In my next life I'll come back as ...
a nobody, one of those people who have nothing eventful happen in their lives. What an amazing thing that would be. Think about it, to go through your life, day in and day out and find it being totally predictable. To meet and marry, to have children, to raise that family and know you will all grow old together. To know the joy of watching your children become adults, to see them through school, to experience their joy as they meet their first love.
I know how it sounds, most people would wish to be rich, to be famous, to travel. Not me, none of that means anything once you've experienced the loss of your wife, and worse, that of your children. I think about all of the things I've been through in my life, the places I've been, the things I've seen and I know I would gladly sacrifice all of IT to be back in that small two room apartment again with my wife and children.

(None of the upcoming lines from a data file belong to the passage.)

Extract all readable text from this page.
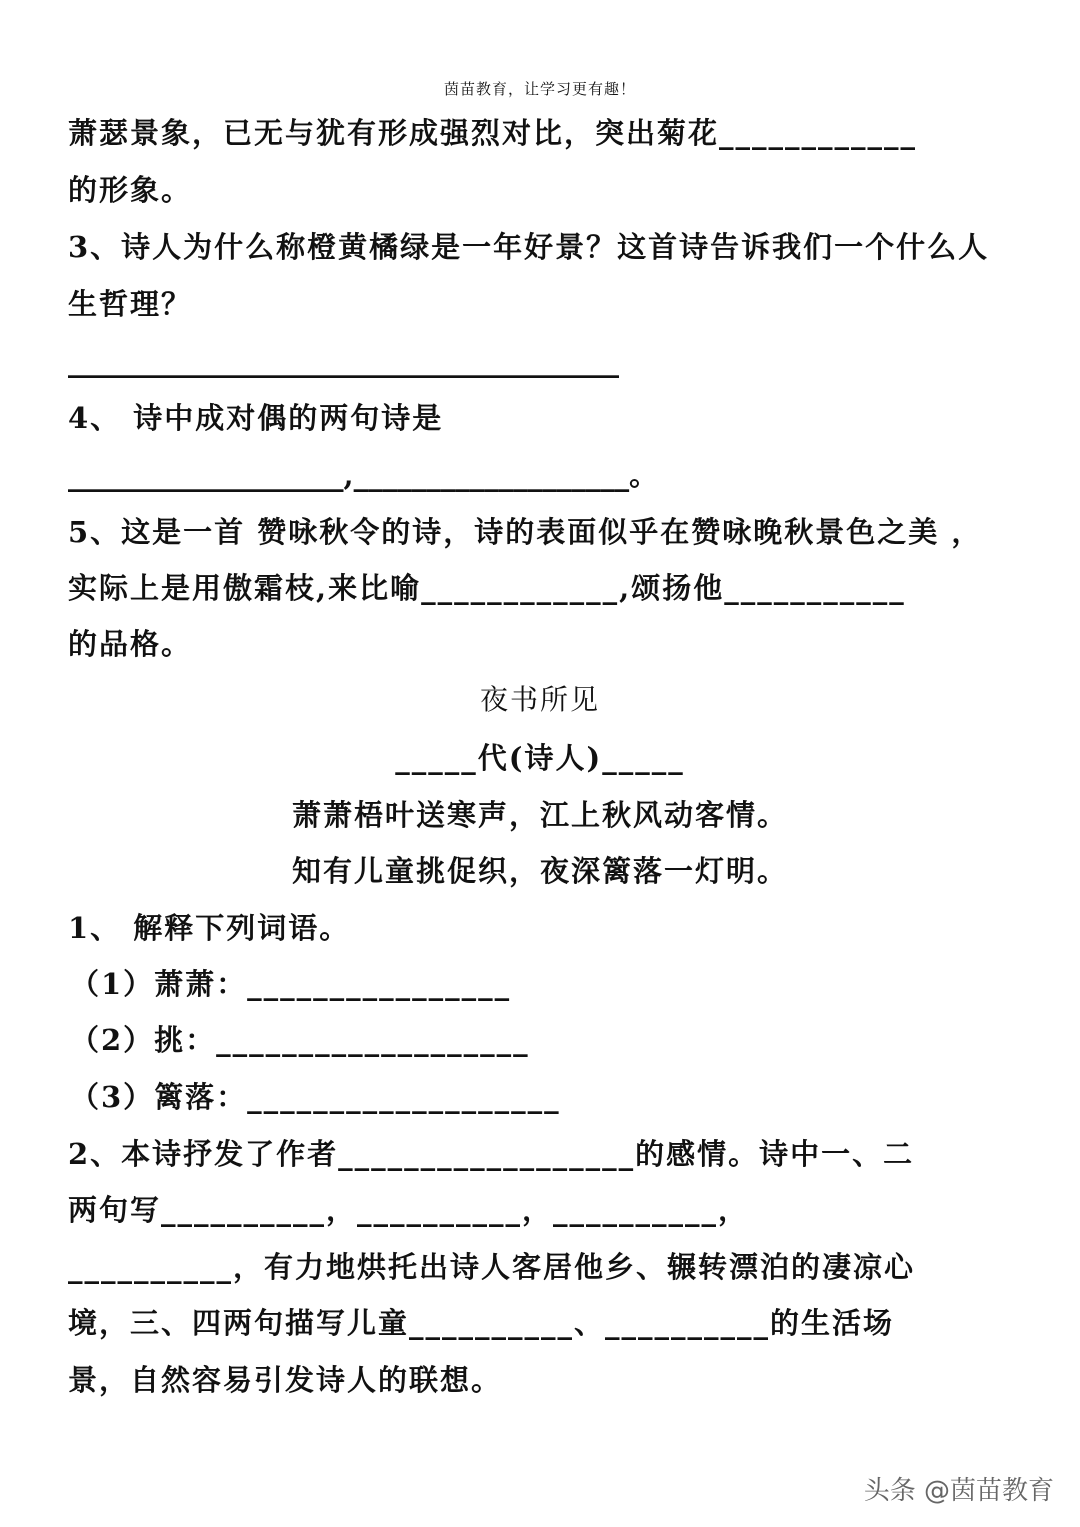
茵苗教育，让学习更有趣！
萧瑟景象，已无与犹有形成强烈对比，突出菊花____________
的形象。
3、诗人为什么称橙黄橘绿是一年好景？这首诗告诉我们一个什么人
生哲理？
______________________________________
4、 诗中成对偶的两句诗是
___________________,___________________。
5、这是一首 赞咏秋令的诗，诗的表面似乎在赞咏晚秋景色之美 ，
实际上是用傲霜枝,来比喻____________,颂扬他___________
的品格。
夜书所见
_____代(诗人)_____
萧萧梧叶送寒声，江上秋风动客情。
知有儿童挑促织，夜深篱落一灯明。
1、 解释下列词语。
（1）萧萧：________________
（2）挑：___________________
（3）篱落：___________________
2、本诗抒发了作者__________________的感情。诗中一、二
两句写__________，__________，__________，
__________，有力地烘托出诗人客居他乡、辗转漂泊的凄凉心
境，三、四两句描写儿童__________、__________的生活场
景，自然容易引发诗人的联想。
头条 @茵苗教育
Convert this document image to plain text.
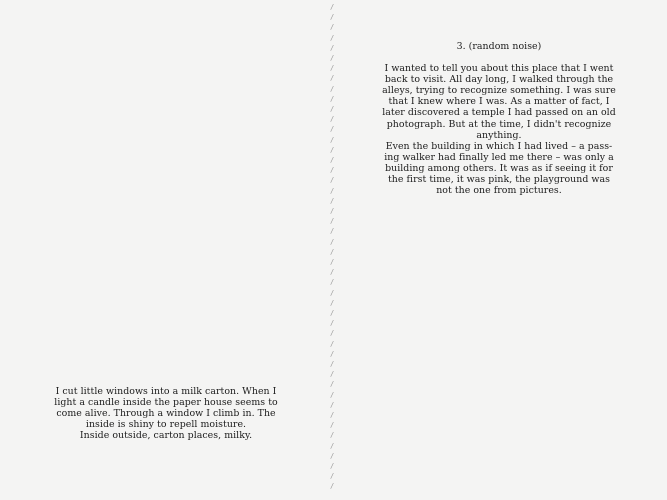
I cut little windows into a milk carton. When I

light a candle inside the paper house seems to

come alive. Through a window I climb in. The

inside is shiny to repell moisture.

Inside outside, carton places, milky.

/
/
/
/
/
/
/
/
/
/
/
/
/
/
/
/
/
/
/
/
/
/
/
/
/
/
/
/
/
/
/
/
/
/
/
/
/
/
/
/
/
/
/
/
/
/
/
/

3. (random noise)

I wanted to tell you about this place that I went

back to visit. All day long, I walked through the

alleys, trying to recognize something. I was sure

that I knew where I was. As a matter of fact, I

later discovered a temple I had passed on an old

photograph. But at the time, I didn't recognize

anything.

Even the building in which I had lived – a pass-

ing walker had finally led me there – was only a

building among others. It was as if seeing it for

the first time, it was pink, the playground was

not the one from pictures.
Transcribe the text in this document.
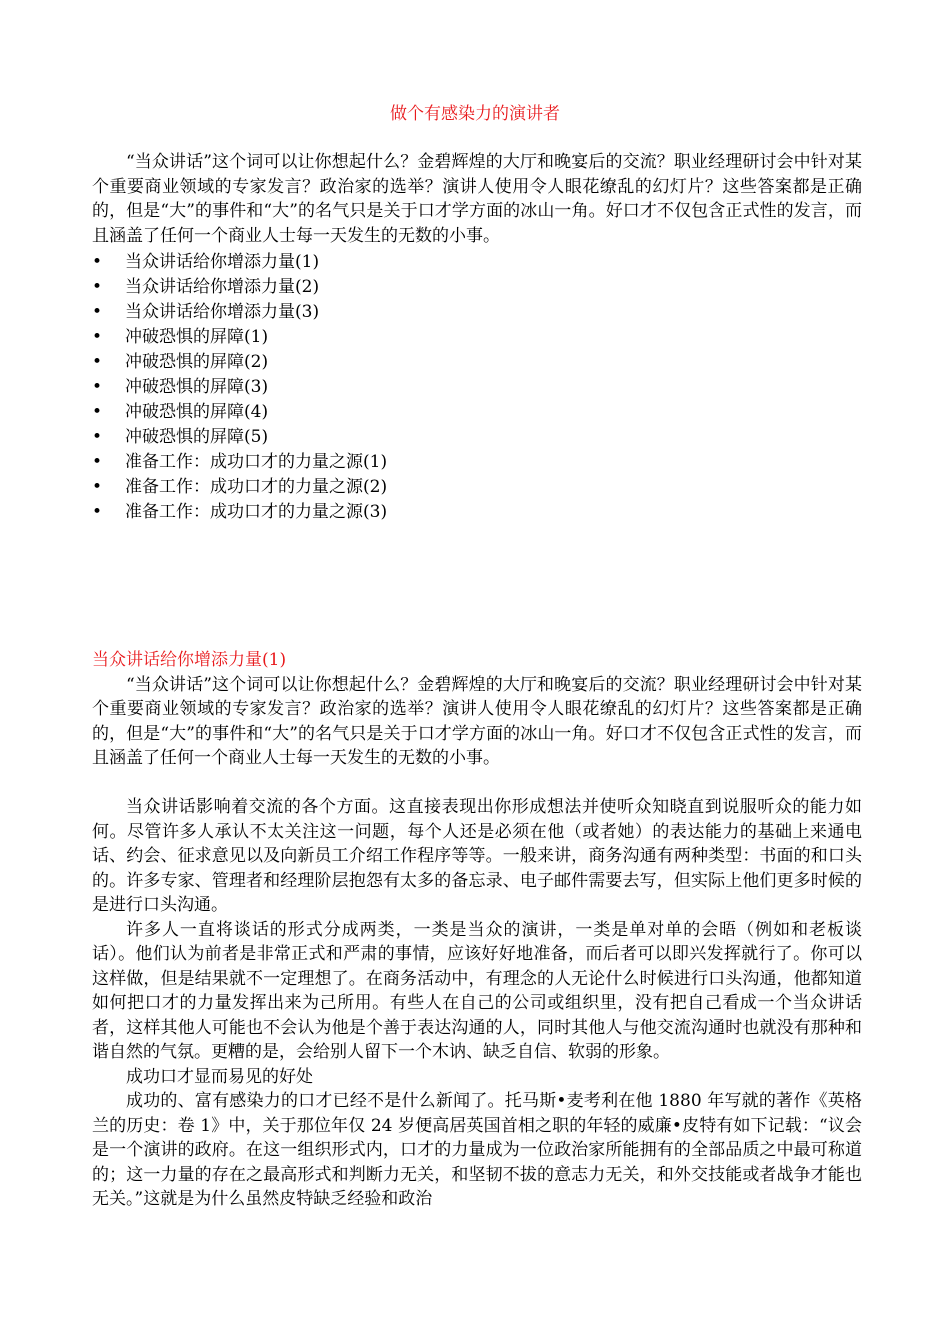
做个有感染力的演讲者

“当众讲话”这个词可以让你想起什么？金碧辉煌的大厅和晚宴后的交流？职业经理研讨会中针对某个重要商业领域的专家发言？政治家的选举？演讲人使用令人眼花缭乱的幻灯片？这些答案都是正确的，但是“大”的事件和“大”的名气只是关于口才学方面的冰山一角。好口才不仅包含正式性的发言，而且涵盖了任何一个商业人士每一天发生的无数的小事。

• 当众讲话给你增添力量(1)
• 当众讲话给你增添力量(2)
• 当众讲话给你增添力量(3)
• 冲破恐惧的屏障(1)
• 冲破恐惧的屏障(2)
• 冲破恐惧的屏障(3)
• 冲破恐惧的屏障(4)
• 冲破恐惧的屏障(5)
• 准备工作：成功口才的力量之源(1)
• 准备工作：成功口才的力量之源(2)
• 准备工作：成功口才的力量之源(3)
当众讲话给你增添力量(1)

“当众讲话”这个词可以让你想起什么？金碧辉煌的大厅和晚宴后的交流？职业经理研讨会中针对某个重要商业领域的专家发言？政治家的选举？演讲人使用令人眼花缭乱的幻灯片？这些答案都是正确的，但是“大”的事件和“大”的名气只是关于口才学方面的冰山一角。好口才不仅包含正式性的发言，而且涵盖了任何一个商业人士每一天发生的无数的小事。

当众讲话影响着交流的各个方面。这直接表现出你形成想法并使听众知晓直到说服听众的能力如何。尽管许多人承认不太关注这一问题，每个人还是必须在他（或者她）的表达能力的基础上来通电话、约会、征求意见以及向新员工介绍工作程序等等。一般来讲，商务沟通有两种类型：书面的和口头的。许多专家、管理者和经理阶层抱怨有太多的备忘录、电子邮件需要去写，但实际上他们更多时候的是进行口头沟通。

许多人一直将谈话的形式分成两类，一类是当众的演讲，一类是单对单的会晤（例如和老板谈话）。他们认为前者是非常正式和严肃的事情，应该好好地准备，而后者可以即兴发挥就行了。你可以这样做，但是结果就不一定理想了。在商务活动中，有理念的人无论什么时候进行口头沟通，他都知道如何把口才的力量发挥出来为己所用。有些人在自己的公司或组织里，没有把自己看成一个当众讲话者，这样其他人可能也不会认为他是个善于表达沟通的人，同时其他人与他交流沟通时也就没有那种和谐自然的气氛。更糟的是，会给别人留下一个木讷、缺乏自信、软弱的形象。

成功口才显而易见的好处

成功的、富有感染力的口才已经不是什么新闻了。托马斯•麦考利在他 1880 年写就的著作《英格兰的历史：卷 1》中，关于那位年仅 24 岁便高居英国首相之职的年轻的威廉•皮特有如下记载：“议会是一个演讲的政府。在这一组织形式内，口才的力量成为一位政治家所能拥有的全部品质之中最可称道的；这一力量的存在之最高形式和判断力无关，和坚韧不拔的意志力无关，和外交技能或者战争才能也无关。”这就是为什么虽然皮特缺乏经验和政治
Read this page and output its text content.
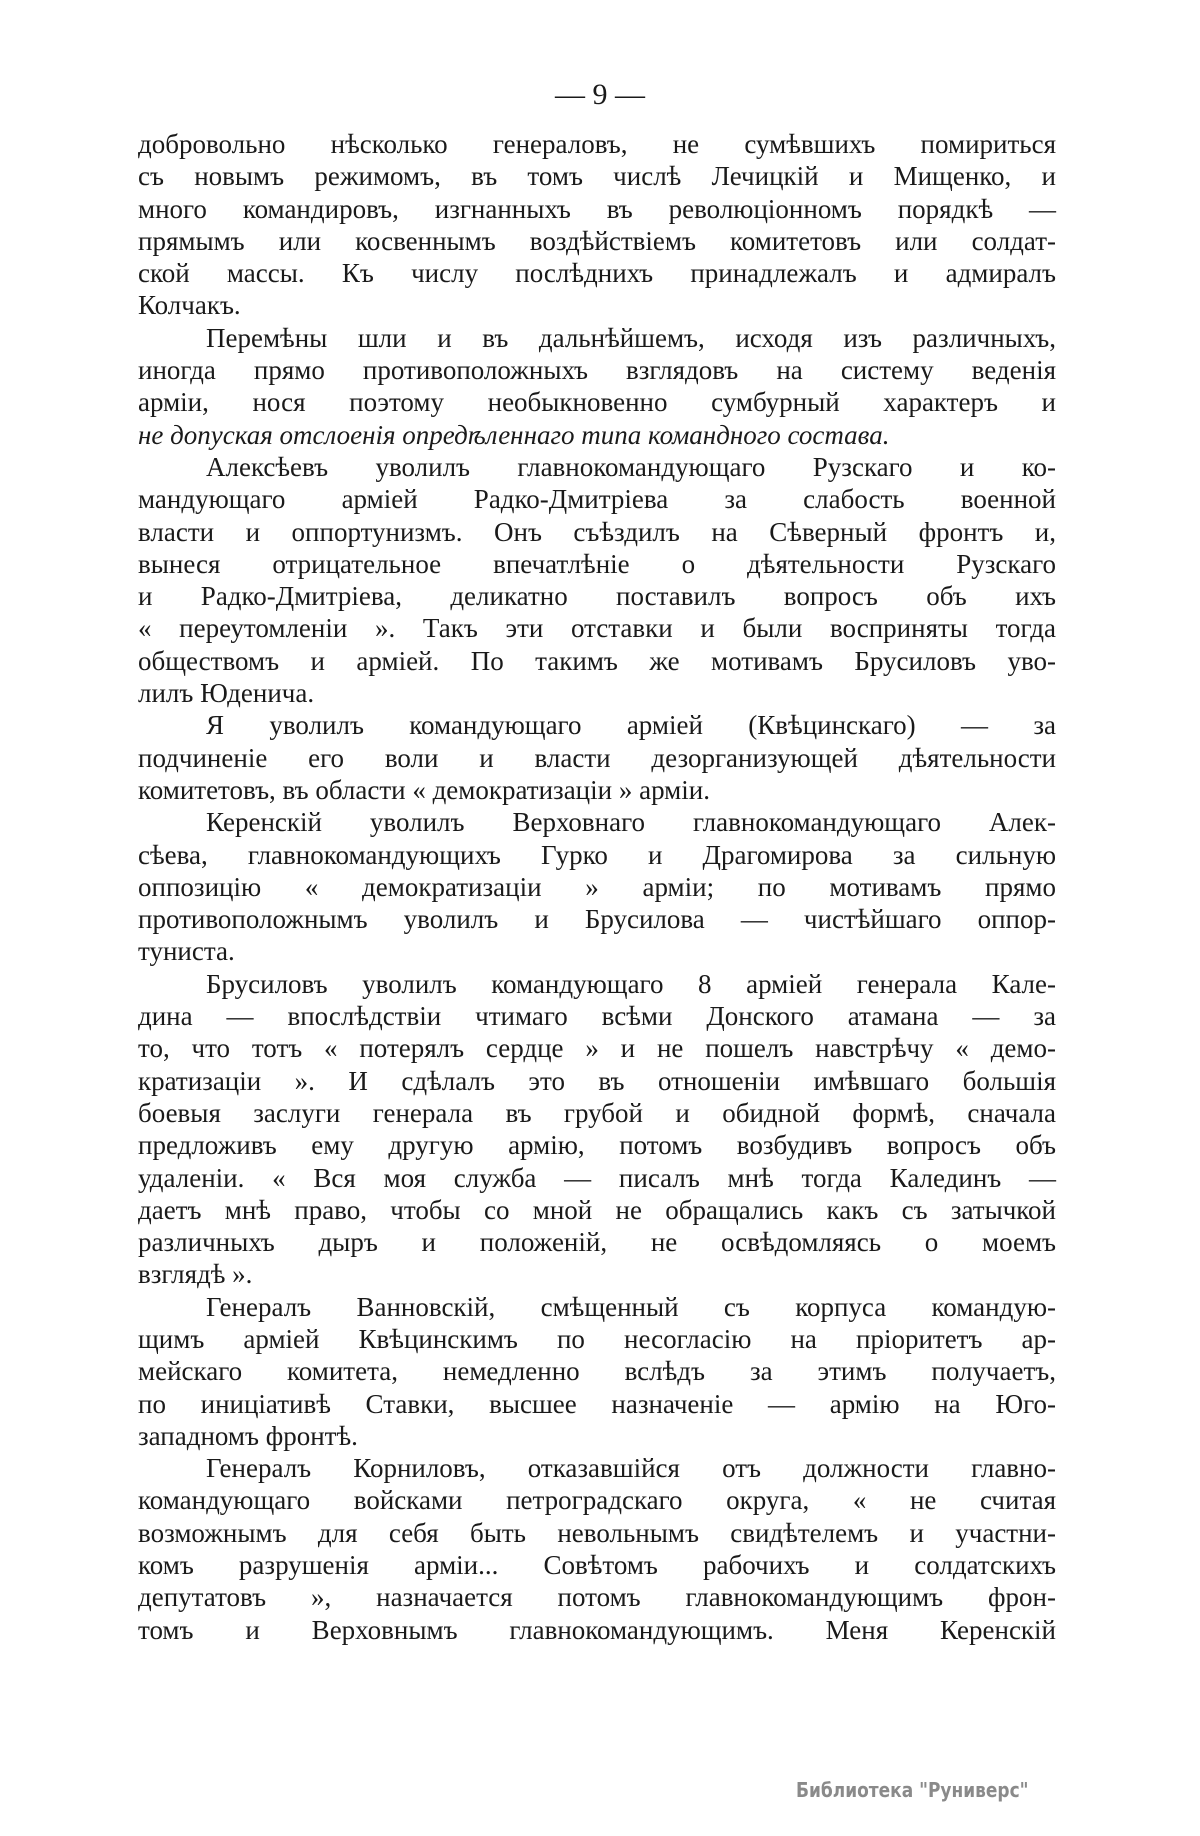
— 9 —
добровольно нѣсколько генераловъ, не сумѣвшихъ помириться
съ новымъ режимомъ, въ томъ числѣ Лечицкій и Мищенко, и
много командировъ, изгнанныхъ въ революціонномъ порядкѣ —
прямымъ или косвеннымъ воздѣйствіемъ комитетовъ или солдат-
ской массы. Къ числу послѣднихъ принадлежалъ и адмиралъ
Колчакъ.
Перемѣны шли и въ дальнѣйшемъ, исходя изъ различныхъ,
иногда прямо противоположныхъ взглядовъ на систему веденія
арміи, нося поэтому необыкновенно сумбурный характеръ и
не допуская отслоенія опредѣленнаго типа командного состава.
Алексѣевъ уволилъ главнокомандующаго Рузскаго и ко-
мандующаго арміей Радко-Дмитріева за слабость военной
власти и оппортунизмъ. Онъ съѣздилъ на Сѣверный фронтъ и,
вынеся отрицательное впечатлѣніе о дѣятельности Рузскаго
и Радко-Дмитріева, деликатно поставилъ вопросъ объ ихъ
« переутомленіи ». Такъ эти отставки и были восприняты тогда
обществомъ и арміей. По такимъ же мотивамъ Брусиловъ уво-
лилъ Юденича.
Я уволилъ командующаго арміей (Квѣцинскаго) — за
подчиненіе его воли и власти дезорганизующей дѣятельности
комитетовъ, въ области « демократизаціи » арміи.
Керенскій уволилъ Верховнаго главнокомандующаго Алек-
сѣева, главнокомандующихъ Гурко и Драгомирова за сильную
оппозицію « демократизаціи » арміи; по мотивамъ прямо
противоположнымъ уволилъ и Брусилова — чистѣйшаго оппор-
туниста.
Брусиловъ уволилъ командующаго 8 арміей генерала Кале-
дина — впослѣдствіи чтимаго всѣми Донского атамана — за
то, что тотъ « потерялъ сердце » и не пошелъ навстрѣчу « демо-
кратизаціи ». И сдѣлалъ это въ отношеніи имѣвшаго большія
боевыя заслуги генерала въ грубой и обидной формѣ, сначала
предложивъ ему другую армію, потомъ возбудивъ вопросъ объ
удаленіи. « Вся моя служба — писалъ мнѣ тогда Калединъ —
даетъ мнѣ право, чтобы со мной не обращались какъ съ затычкой
различныхъ дыръ и положеній, не освѣдомляясь о моемъ
взглядѣ ».
Генералъ Ванновскій, смѣщенный съ корпуса командую-
щимъ арміей Квѣцинскимъ по несогласію на пріоритетъ ар-
мейскаго комитета, немедленно вслѣдъ за этимъ получаетъ,
по иниціативѣ Ставки, высшее назначеніе — армію на Юго-
западномъ фронтѣ.
Генералъ Корниловъ, отказавшійся отъ должности главно-
командующаго войсками петроградскаго округа, « не считая
возможнымъ для себя быть невольнымъ свидѣтелемъ и участни-
комъ разрушенія арміи... Совѣтомъ рабочихъ и солдатскихъ
депутатовъ », назначается потомъ главнокомандующимъ фрон-
томъ и Верховнымъ главнокомандующимъ. Меня Керенскій
Библиотека "Руниверс"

In those early years after the deaths of my family I thought often about karma as I tried to find ways to accept what had happened. I blamed myself and thought that were I to believe in the possibility of it then I must have done something quite grievous to have warranted repayment with so many deaths. I never accepted the deaths as a fair trade in any stretch of the imagination, how could I have? How could anyone think the deaths of not just one but two children could hold equal value to anything someone had done?
So, that would be my choice. Though in truth I know this is my only life and on my death I still hold out hope to be reunited with those I lost so many years ago.